Calling it the worst episode of the season and possibly one of the worst in TG history, we complained that the show "tried to do an hour of sketch comedy that just happened to involve some cars." The second installment of The Grand Tour attempted the same thing, but with fewer cars and riffs on Tom Cruise's 2014 film Edge of Tomorrow. Episode two isn't as bad as the ambulance show, but it's close.
Naturally, there are promising elements. Moving around the globe for each episode is a big part of The Grand Tour's appeal, because it blesses the hosts with new choices in beautiful scenery and a new host country to not-so-gently mock. This should bring a lot to the show, especially if this week's trip to South Africa is anything to go by.
We got our first look this week at the show's new intro, which features scenes around Johannesburg and a trio of off-roaders. It's a solid, short, sweet opening, and we're eager to see how the title evolves as the hosts relocate the big tent around the globe. The opening studio segment, meanwhile, is itself an evolution on last week's opener, giving the hosts the opportunity to tease South African President Jacob Zuma's difficulty with numbers. The entire segment got strong, authentic-sounding laughs from the studio audience.
The move to South Africa also brought a new segment that Jeremy and Richard are calling – semi-seriously, we're guessing – "Making James May Do Something He Doesn't Want To Do." In the inaugural segment, James sets out to explore the South African art of spinning, or doing donuts in old BMWs until the tires burst. While spinning seems terribly unsafe, the idea of The Grand Tour exploring local automotive customs and fashions – in its own weird and confused way – is a keeper. That included this week's feature on a homemade Mercedes-Benz C9 Le Mans car. Really, if one thing excites us about The Grand Tour, it's the impact the studio location has on the material.
Jeremy's Aston Martin Vulcan segment, meanwhile, is our first look at the Eboladrome in a full vehicle test. This is a typical Clarkson review, in that it's entertaining, informative, and beautifully shot. Once again, we need to salute the high-quality video on Amazon – the color is rich and every detail seems to pop off the screen.
But the Vulcan test also showed problems. We don't dislike the show's new tame racing driver, The American, but the jury is still out – we're betting his stereotypical jokes will get old in the next few weeks. Mike Skinner's work aside, the Eboladrome is a bigger problem. Its most complex sections are simply too narrow for a vehicle like the Vulcan to run and still return an impressive lap time. In the Aston's case, it barely beat a road-going McLaren 650S – on the TG Test Track, we'd expect several seconds separating the two (even though the track-only Vulcan technically wouldn't be eligible on TG). The Grand Tour needs a more balanced track for power laps before they can carry the same authority as Top Gear's.
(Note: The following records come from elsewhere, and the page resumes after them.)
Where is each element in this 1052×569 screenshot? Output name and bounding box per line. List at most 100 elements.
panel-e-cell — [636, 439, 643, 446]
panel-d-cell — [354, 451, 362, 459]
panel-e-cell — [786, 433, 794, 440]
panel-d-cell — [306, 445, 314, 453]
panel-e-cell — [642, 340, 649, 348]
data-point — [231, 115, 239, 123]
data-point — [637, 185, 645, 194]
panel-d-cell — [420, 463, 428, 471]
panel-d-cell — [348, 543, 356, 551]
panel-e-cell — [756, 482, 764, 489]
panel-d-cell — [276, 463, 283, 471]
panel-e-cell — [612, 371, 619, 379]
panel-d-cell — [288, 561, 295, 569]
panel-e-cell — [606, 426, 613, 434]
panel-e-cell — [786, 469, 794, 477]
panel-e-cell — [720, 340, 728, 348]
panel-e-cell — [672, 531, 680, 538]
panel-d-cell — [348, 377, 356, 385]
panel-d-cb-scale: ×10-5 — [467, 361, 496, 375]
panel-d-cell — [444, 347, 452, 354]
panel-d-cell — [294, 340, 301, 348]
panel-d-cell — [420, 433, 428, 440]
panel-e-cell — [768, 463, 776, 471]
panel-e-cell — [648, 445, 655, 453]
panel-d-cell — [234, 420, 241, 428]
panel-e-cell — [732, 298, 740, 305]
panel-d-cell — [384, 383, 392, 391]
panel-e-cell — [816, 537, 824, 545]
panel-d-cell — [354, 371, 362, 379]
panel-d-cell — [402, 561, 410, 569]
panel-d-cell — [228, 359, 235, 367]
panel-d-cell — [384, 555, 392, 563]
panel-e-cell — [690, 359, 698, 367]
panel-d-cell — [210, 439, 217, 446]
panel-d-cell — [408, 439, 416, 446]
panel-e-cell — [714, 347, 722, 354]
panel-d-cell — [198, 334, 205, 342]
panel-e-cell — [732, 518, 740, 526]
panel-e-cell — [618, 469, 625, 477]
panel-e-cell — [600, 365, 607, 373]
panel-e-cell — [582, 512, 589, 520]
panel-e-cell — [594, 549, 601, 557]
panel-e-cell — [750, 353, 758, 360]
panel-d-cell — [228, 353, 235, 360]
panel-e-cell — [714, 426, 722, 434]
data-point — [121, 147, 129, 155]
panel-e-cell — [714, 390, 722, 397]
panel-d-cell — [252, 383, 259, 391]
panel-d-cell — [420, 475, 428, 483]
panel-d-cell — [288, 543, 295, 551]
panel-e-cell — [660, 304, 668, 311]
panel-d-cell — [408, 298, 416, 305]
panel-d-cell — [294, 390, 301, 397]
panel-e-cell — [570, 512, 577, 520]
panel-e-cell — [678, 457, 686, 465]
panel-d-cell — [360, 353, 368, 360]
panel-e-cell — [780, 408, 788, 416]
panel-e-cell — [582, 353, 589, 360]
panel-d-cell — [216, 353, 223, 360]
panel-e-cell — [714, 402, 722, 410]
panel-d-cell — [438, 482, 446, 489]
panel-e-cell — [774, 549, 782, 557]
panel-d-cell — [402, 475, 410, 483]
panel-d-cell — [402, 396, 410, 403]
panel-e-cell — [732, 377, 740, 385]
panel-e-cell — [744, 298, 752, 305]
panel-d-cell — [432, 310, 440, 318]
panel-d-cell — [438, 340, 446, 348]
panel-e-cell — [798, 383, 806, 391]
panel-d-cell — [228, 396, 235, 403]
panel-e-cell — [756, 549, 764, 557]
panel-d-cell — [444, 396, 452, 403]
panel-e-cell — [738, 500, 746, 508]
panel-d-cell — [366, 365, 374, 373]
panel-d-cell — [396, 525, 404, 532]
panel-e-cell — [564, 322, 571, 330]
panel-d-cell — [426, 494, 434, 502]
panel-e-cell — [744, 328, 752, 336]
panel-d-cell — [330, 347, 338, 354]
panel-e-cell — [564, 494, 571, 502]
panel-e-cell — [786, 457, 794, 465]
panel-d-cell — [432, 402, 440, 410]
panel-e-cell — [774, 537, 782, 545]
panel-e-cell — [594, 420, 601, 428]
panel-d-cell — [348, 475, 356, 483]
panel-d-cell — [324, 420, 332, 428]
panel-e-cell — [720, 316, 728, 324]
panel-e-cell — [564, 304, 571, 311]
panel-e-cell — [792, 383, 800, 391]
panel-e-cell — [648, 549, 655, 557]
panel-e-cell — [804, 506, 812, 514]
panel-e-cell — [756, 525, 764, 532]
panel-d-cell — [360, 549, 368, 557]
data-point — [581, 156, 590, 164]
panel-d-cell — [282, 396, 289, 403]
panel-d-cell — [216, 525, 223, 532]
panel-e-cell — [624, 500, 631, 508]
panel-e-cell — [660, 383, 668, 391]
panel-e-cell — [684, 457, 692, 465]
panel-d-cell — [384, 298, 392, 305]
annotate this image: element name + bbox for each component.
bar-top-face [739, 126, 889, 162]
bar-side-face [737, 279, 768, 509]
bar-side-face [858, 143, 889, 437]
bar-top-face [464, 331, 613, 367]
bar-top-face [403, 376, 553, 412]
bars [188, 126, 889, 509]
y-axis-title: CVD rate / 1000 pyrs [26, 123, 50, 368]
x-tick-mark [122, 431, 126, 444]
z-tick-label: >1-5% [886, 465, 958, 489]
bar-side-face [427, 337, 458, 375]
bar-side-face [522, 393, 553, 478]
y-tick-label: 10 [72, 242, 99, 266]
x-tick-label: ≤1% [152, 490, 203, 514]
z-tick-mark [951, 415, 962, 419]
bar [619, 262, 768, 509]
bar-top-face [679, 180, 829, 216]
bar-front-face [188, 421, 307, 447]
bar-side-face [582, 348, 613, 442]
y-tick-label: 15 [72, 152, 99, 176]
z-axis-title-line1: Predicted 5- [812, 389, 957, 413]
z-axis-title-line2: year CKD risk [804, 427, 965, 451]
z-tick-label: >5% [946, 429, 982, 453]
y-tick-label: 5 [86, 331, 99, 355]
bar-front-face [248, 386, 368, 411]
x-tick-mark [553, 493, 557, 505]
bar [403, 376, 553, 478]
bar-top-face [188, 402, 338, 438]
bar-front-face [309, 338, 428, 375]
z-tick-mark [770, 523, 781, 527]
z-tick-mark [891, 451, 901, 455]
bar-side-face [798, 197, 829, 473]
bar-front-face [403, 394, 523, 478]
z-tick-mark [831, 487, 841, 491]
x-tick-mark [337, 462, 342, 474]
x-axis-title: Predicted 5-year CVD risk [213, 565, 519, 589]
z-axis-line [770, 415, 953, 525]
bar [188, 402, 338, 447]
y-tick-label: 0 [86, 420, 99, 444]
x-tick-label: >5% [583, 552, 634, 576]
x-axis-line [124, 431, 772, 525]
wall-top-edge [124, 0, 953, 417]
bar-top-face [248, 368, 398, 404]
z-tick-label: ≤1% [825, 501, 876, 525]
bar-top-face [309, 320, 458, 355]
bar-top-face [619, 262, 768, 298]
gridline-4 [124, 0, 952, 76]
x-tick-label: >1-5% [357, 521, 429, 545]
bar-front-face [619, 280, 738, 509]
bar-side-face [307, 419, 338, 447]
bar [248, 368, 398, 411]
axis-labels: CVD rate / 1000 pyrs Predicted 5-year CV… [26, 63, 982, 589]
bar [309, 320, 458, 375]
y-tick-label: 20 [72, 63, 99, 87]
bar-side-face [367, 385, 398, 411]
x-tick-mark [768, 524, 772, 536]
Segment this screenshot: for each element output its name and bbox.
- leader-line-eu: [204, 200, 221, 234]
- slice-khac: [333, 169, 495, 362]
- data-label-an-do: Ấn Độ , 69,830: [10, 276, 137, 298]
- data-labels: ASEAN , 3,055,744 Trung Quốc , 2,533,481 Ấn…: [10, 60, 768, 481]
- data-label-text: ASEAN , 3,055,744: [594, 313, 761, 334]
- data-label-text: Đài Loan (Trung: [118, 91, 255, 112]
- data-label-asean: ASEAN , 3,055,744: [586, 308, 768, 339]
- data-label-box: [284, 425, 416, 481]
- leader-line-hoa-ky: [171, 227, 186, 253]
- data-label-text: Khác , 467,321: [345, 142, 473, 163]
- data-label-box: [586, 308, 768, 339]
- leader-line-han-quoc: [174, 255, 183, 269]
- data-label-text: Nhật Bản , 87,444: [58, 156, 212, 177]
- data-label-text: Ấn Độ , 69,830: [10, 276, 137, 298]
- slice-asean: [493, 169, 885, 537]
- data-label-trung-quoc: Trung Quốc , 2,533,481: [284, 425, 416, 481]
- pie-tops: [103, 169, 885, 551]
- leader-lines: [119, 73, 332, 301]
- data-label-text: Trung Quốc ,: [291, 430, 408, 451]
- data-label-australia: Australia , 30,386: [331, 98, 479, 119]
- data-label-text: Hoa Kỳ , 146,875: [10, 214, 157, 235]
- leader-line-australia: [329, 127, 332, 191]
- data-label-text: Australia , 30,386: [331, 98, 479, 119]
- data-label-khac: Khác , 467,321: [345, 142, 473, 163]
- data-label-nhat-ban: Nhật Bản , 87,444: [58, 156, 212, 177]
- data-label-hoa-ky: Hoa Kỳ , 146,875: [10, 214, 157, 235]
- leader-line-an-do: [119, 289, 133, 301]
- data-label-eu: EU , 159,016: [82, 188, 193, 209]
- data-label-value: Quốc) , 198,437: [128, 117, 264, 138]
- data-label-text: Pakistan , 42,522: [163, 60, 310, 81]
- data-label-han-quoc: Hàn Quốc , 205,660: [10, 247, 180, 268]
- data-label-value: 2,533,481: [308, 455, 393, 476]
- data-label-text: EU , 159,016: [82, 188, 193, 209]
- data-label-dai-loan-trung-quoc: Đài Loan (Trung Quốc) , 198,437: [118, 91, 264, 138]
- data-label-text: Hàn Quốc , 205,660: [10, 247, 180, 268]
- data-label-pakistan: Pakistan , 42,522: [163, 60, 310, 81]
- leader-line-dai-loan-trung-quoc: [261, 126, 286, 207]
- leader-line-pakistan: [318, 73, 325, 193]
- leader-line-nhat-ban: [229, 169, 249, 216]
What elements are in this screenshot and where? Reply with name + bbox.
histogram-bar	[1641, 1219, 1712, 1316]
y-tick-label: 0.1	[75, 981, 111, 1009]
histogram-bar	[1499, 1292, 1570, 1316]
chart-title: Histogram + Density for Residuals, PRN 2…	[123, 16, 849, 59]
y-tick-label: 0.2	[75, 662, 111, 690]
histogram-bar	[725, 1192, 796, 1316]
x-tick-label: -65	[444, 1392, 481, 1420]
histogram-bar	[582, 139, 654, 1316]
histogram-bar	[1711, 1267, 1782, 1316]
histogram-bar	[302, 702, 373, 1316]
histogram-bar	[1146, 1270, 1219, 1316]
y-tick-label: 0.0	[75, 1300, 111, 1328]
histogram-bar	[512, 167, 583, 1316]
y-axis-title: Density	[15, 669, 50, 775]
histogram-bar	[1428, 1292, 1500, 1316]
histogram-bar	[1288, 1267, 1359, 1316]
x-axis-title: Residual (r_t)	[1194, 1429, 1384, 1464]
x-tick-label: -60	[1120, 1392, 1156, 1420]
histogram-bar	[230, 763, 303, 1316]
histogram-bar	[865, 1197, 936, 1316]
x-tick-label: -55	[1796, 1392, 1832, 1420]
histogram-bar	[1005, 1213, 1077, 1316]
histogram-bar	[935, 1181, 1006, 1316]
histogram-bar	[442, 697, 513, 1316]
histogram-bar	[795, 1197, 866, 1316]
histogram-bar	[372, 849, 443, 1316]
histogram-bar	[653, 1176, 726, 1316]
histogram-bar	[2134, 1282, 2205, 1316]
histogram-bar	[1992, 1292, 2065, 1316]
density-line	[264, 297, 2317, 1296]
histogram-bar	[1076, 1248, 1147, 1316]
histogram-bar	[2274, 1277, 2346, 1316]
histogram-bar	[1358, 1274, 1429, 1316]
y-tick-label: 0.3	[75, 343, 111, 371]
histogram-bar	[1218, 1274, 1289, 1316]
The far bigger issue in episode two is the basis for its name, Operation Desert Stumble. The two-part video takes the three stooges to a special forces training base in Jordan, where Executive Producer Andy Wilman challenges them to infiltrate a town, steal a car, get to an airport, take down a plane full of terrorists, rescue a VIP, and escape to an embassy. Like with the ambulance film, however, a promising concept falls by the wayside in favor of jokes, in this case Jeremy being molested by terrorists and James being repeatedly shot by a sniper.
Better conceived and ultimately more entertaining than the ambulance film, Operation Desert Stumble has some authentically funny elements. Reviewing an Audi S8 Plus while dodging terrorist gunfire is good, and your author snorted in laughter when Hammond asked if he should tickle Jeremy to force him to exit a Blackhawk helicopter. There's some lampooning of war movie clichés, too, although Clarkson's bit with Samuel Barber's Adagio for Strings is a bit much. But the amusing parts and chemistry of the three hosts can only do so much with the material on offer. There's just so much deeply unfunny stuff here. A pantsless Clarkson gets blown up by a fragmentation grenade, and later, Hammond gets killed in a "knife fight." May, meanwhile, is a murderous bastard. He shoots Hammond – twice – and then executes the Queen of England.
And as for Celebrity Braincrash, it deserves a death far more gruesome than anything the team suffered during Operation Desert Stumble. This week, a "lion" mauls Charlize Theron. This may have to be our last mention of Celebrity Braincrash, because it's the worst television concept since the long-forgotten Top Gear Stunt Man.
Jeremy Clarkson warned us that cars wouldn't feature in this week's episode, and perhaps we should have listened. The Grand Tour, like Top Gear before it, is at its best when it does two things – the hosts share their screen time with the cars, and the script walks the line between primetime comedy and reality TV. Episode two is a reminder of these facts.